Add or update field in filter or elsewhere

Elastic Stack Logstash
1

based on [@metadata][category] field , log need to uploaded to different file location. if message have some pattern then need to update [@metadata][category] , I am doing in filter

filter {
if [message] =~ ".regextpattern."
{ grok{ add_field => {"[@metadata][category]" => "file1"} } }
else
{ grok{ add_field => {"[@metadata][category]" => "file2"} } }

}

so it go desired output. how to update this field at filter or input. at input [@metadata][category] can be added as field.

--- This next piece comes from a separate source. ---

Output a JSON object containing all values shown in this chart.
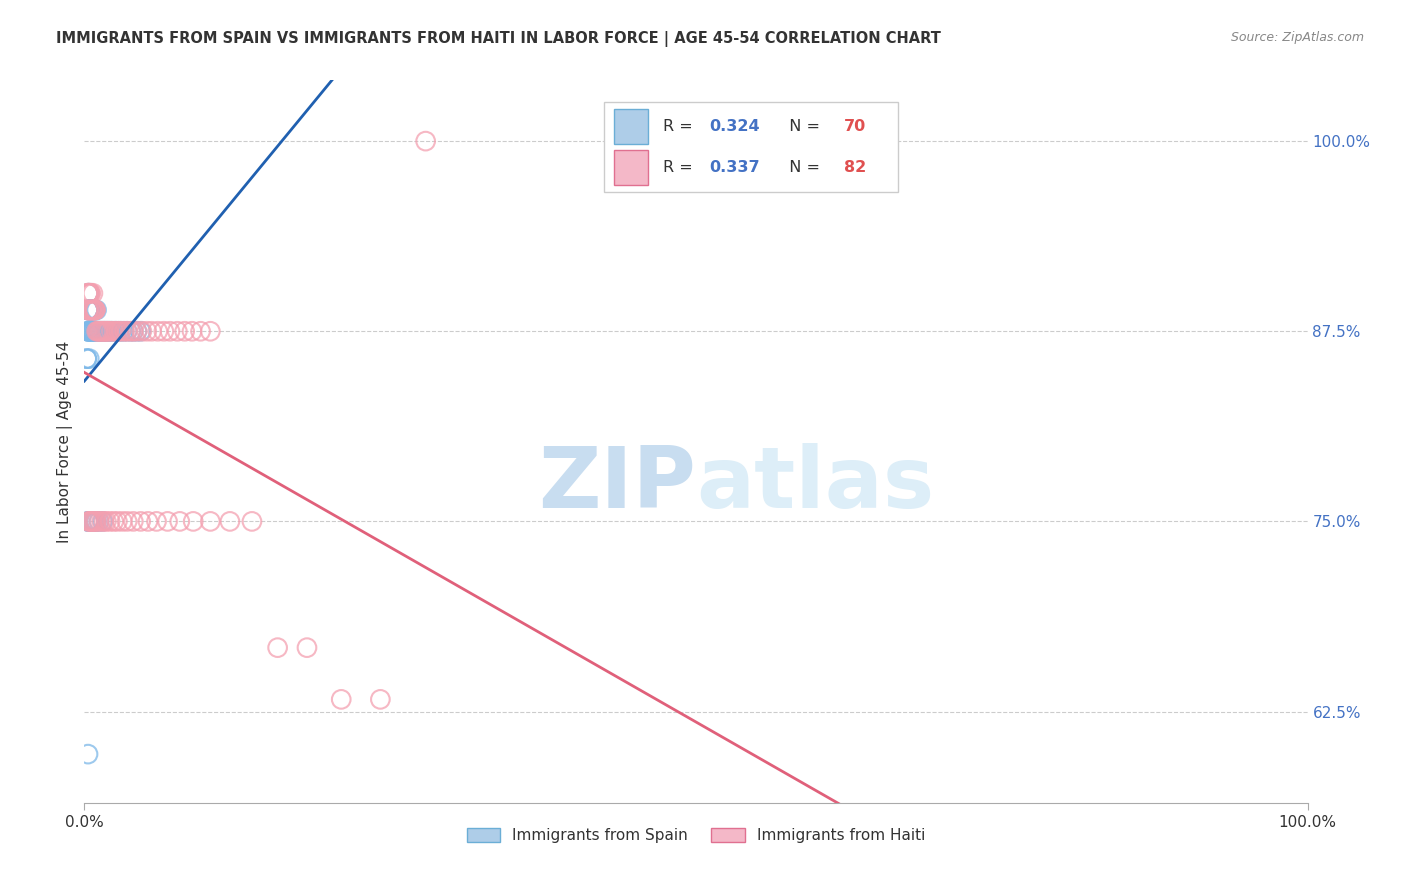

I tried with grok but previous value "[@metadata][category]" => "file2" and pattern matched and it make "[@metadata][category]" => ["file2" , file1" ]
and output plugin not working as desire

if [@metadata][category] == "file1" {
file{
path => "/tmp/file3.log"
}
}else {
file{
path => "/tmp/file4.log"
}
}

then I try with mutate filter with update setting but it need [@metadata][category] to present.

filter {
if [message] =~ ".regextpattern."
{ mutate { update => { "[@metadata][category]" => "file1" }
} }

}

Can there be a better approach which sure shot update field means if it not present then add else overwrite it.

I can we do in filter or there is better place. Need to also consider performance.

2

Can there be a better approach which sure shot update field means if it not present then add else overwrite it.

How about the mutate filter's replace option?

3

that is great... Can do something with grok filter?

4

Maybe. If the string you want to store in [@metadata][category] can be extracted from another field then grok is a good option.

5

This topic was automatically closed 28 days after the last reply. New replies are no longer allowed.